各要素を、未来の生活シーンの中で描写しながら、コンピュータはかくあるべきと語る本だ。2001年の刊行の本と言うことで既に実現が進んでいる予見も混じるが、大半の記述は、まだまだ、新しい。むしろ、現実が追いついた分だけ、分かりやすく感じられるとも言える。

「セマンティックWebの陰謀」という興味深い章もある。通常のハイパーリンクを青いリンク、ユーザが作り出す意味のリンクを赤いリンクと呼び、ふたつのリンクがRDFメタデータの技術でセマンティックWebを織り成していくだろうという、今まさにネットで起きていることがずばり書かれていたりもする。

そして、教授らが推進している人間中心型コンピューティングの実現プロジェクト「オキシジェン」の解説で最後を締めくくる。オキシジェンとは、1999年に開始され、250人の世界の精鋭研究者と5千万ドルの研究予算を投じた、人間中心型コンピュータ環境のプロトタイプ制作プロジェクトだ。ネットワークプロトコル、ハードウェア、携帯デバイス、ソフトウェアなど研究は多岐にわたる。

オキシジェンは以下のURLで概要がある。

・MITオキシジェンプロジェクト
http://www.oxygen.lcs.mit.edu/

以下のムービーとスクリーンキャプチャは最新のオキシジェンとその周辺の研究状況を伝えるサマリーとしてちょうど良いもの。順番にクリックすればオキシジェン概要のイメージがつかめるかなというものを集めてみた。

・携帯デバイスH21のデモムービー
http://www.oxygen.lcs.mit.edu/videos/guide.mpeg

・Cricket 位置認識による最適ネットワーク構築
http://oxygen.lcs.mit.edu/videos/cricket.mpeg

・Software Proxy いつでもどこでも自分の作業環境を実現
http://www.oxygen.lcs.mit.edu/videos/proxy.mpeg

・Metaglue インテリジェント空間におけるソフトエージェントによるユーザ支援
http://www.oxygen.lcs.mit.edu/videos/metaglue.mpeg

・HayStack RDFメタデータを活用した未来派PIM
http://haystack.lcs.mit.edu/

・Grid アドホックなユビキタスネットワークプロトコル
http://www.pdos.lcs.mit.edu/grid/

・Annotea Webに対するコメントを共有する仕組み
http://www.w3.org/2001/Annotea/

・START 自然言語での質問応答システム(試すことができる)
http://www.ai.mit.edu/projects/infolab/ailab

オキシジェンプロジェクトに関連する研究はこのほかにも多数あり、全貌を把握するのは難しいが、「セマンティックWeb」「ユビキタス」「エージェント」「分散コンピューティング」などの先端キーワードの複合体みたいなものだ。目指すところや展望はこの本の最後に教授が語っている。

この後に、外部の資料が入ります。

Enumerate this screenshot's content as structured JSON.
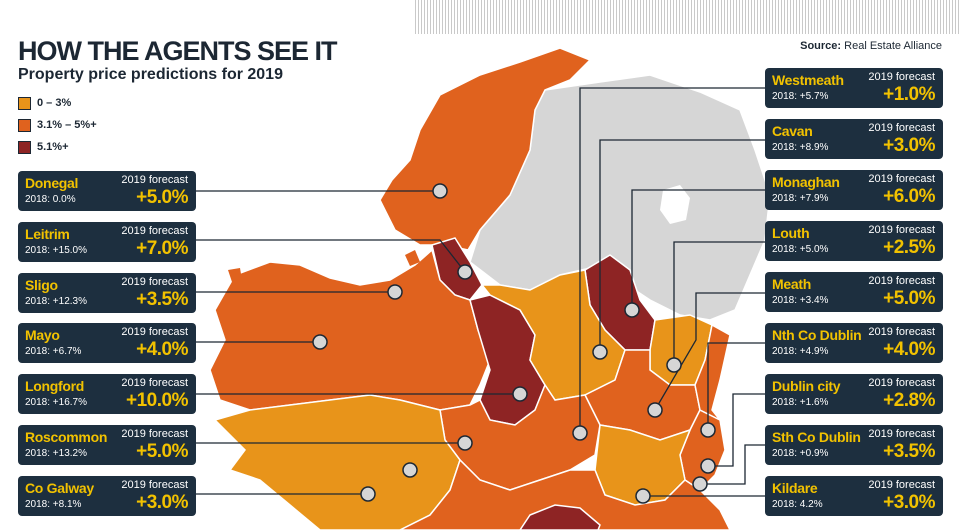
{
  "header": {
    "title": "HOW THE AGENTS SEE IT",
    "subtitle": "Property price predictions for 2019",
    "source_label": "Source:",
    "source_name": "Real Estate Alliance"
  },
  "legend": [
    {
      "label": "0 – 3%",
      "color": "#e8941a"
    },
    {
      "label": "3.1% – 5%+",
      "color": "#e0621e"
    },
    {
      "label": "5.1%+",
      "color": "#8e2424"
    }
  ],
  "colors": {
    "low": "#e8941a",
    "mid": "#e0621e",
    "high": "#8e2424",
    "northern_ireland": "#d6d6d6",
    "card_bg": "#1d2f3f",
    "card_accent": "#f2c200"
  },
  "forecast_label": "2019 forecast",
  "left_cards": [
    {
      "name": "Donegal",
      "prev": "2018: 0.0%",
      "forecast": "+5.0%"
    },
    {
      "name": "Leitrim",
      "prev": "2018: +15.0%",
      "forecast": "+7.0%"
    },
    {
      "name": "Sligo",
      "prev": "2018: +12.3%",
      "forecast": "+3.5%"
    },
    {
      "name": "Mayo",
      "prev": "2018: +6.7%",
      "forecast": "+4.0%"
    },
    {
      "name": "Longford",
      "prev": "2018: +16.7%",
      "forecast": "+10.0%"
    },
    {
      "name": "Roscommon",
      "prev": "2018: +13.2%",
      "forecast": "+5.0%"
    },
    {
      "name": "Co Galway",
      "prev": "2018: +8.1%",
      "forecast": "+3.0%"
    }
  ],
  "right_cards": [
    {
      "name": "Westmeath",
      "prev": "2018: +5.7%",
      "forecast": "+1.0%"
    },
    {
      "name": "Cavan",
      "prev": "2018: +8.9%",
      "forecast": "+3.0%"
    },
    {
      "name": "Monaghan",
      "prev": "2018: +7.9%",
      "forecast": "+6.0%"
    },
    {
      "name": "Louth",
      "prev": "2018: +5.0%",
      "forecast": "+2.5%"
    },
    {
      "name": "Meath",
      "prev": "2018: +3.4%",
      "forecast": "+5.0%"
    },
    {
      "name": "Nth Co Dublin",
      "prev": "2018: +4.9%",
      "forecast": "+4.0%"
    },
    {
      "name": "Dublin city",
      "prev": "2018: +1.6%",
      "forecast": "+2.8%"
    },
    {
      "name": "Sth Co Dublin",
      "prev": "2018: +0.9%",
      "forecast": "+3.5%"
    },
    {
      "name": "Kildare",
      "prev": "2018: 4.2%",
      "forecast": "+3.0%"
    }
  ]
}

この本は名著と思うし博士の知見に共感する部分が多いが、ひとつ意見を言わせてもらうとしたら、人間中心型を唱える博士はおじいちゃん発想だなと感じた。若い世代はPCに隷属しているとそもそも感じていないのではないか、と思うのだ。物心ついた頃からコンピューティングに親しんだ層というのは、使いにくいインタフェースには見向きもしないか、あるいは、機械に対する適応力という柔軟性も数倍持っていて難なく使いこなしてしまう。最初から人間中心というか「ワタシ中心」コンピューティングができているのだ。

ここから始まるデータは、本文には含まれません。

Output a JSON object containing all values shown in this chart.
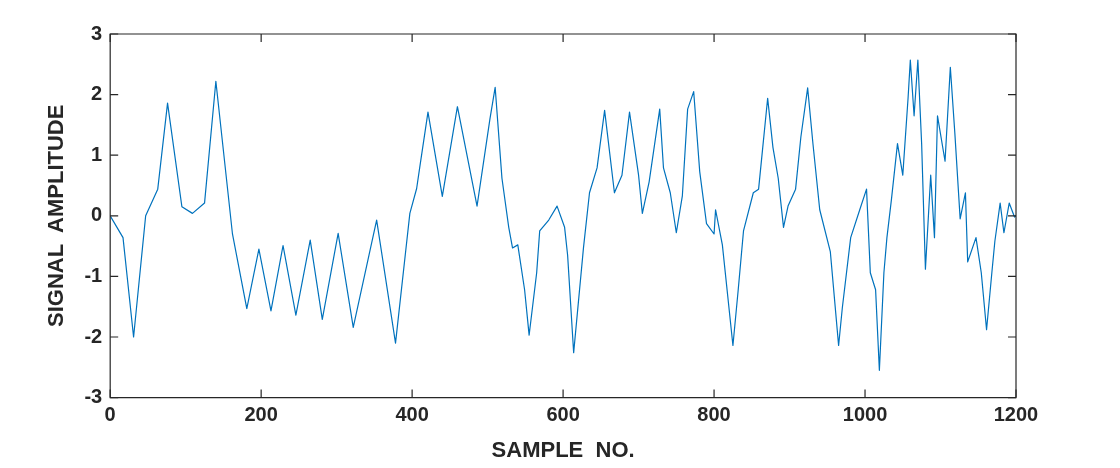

このワタシ中心コンピューティングの担い手たちがコンピュータを設計するようになったとき、コンピュータのアーキテクチャやインタフェースはどう変わるだろうか。今の私たちが20年後にタイムトリップしたとして、その時代のPC環境は、私たちにとって、使いやすく理解しやすいものとは限らないような気がする。PC進化の向かっているのは、コンピュータと人間の共生環境であって、客体としてコンピュータを捉える古い思想とは根本的に異なるものなのじゃないか、私たちは進化しているのではなくて環境に最適化しているだけのはずだ、そんな風に思う。

と、批評チックに書いたけど、この本の私の評価は高い。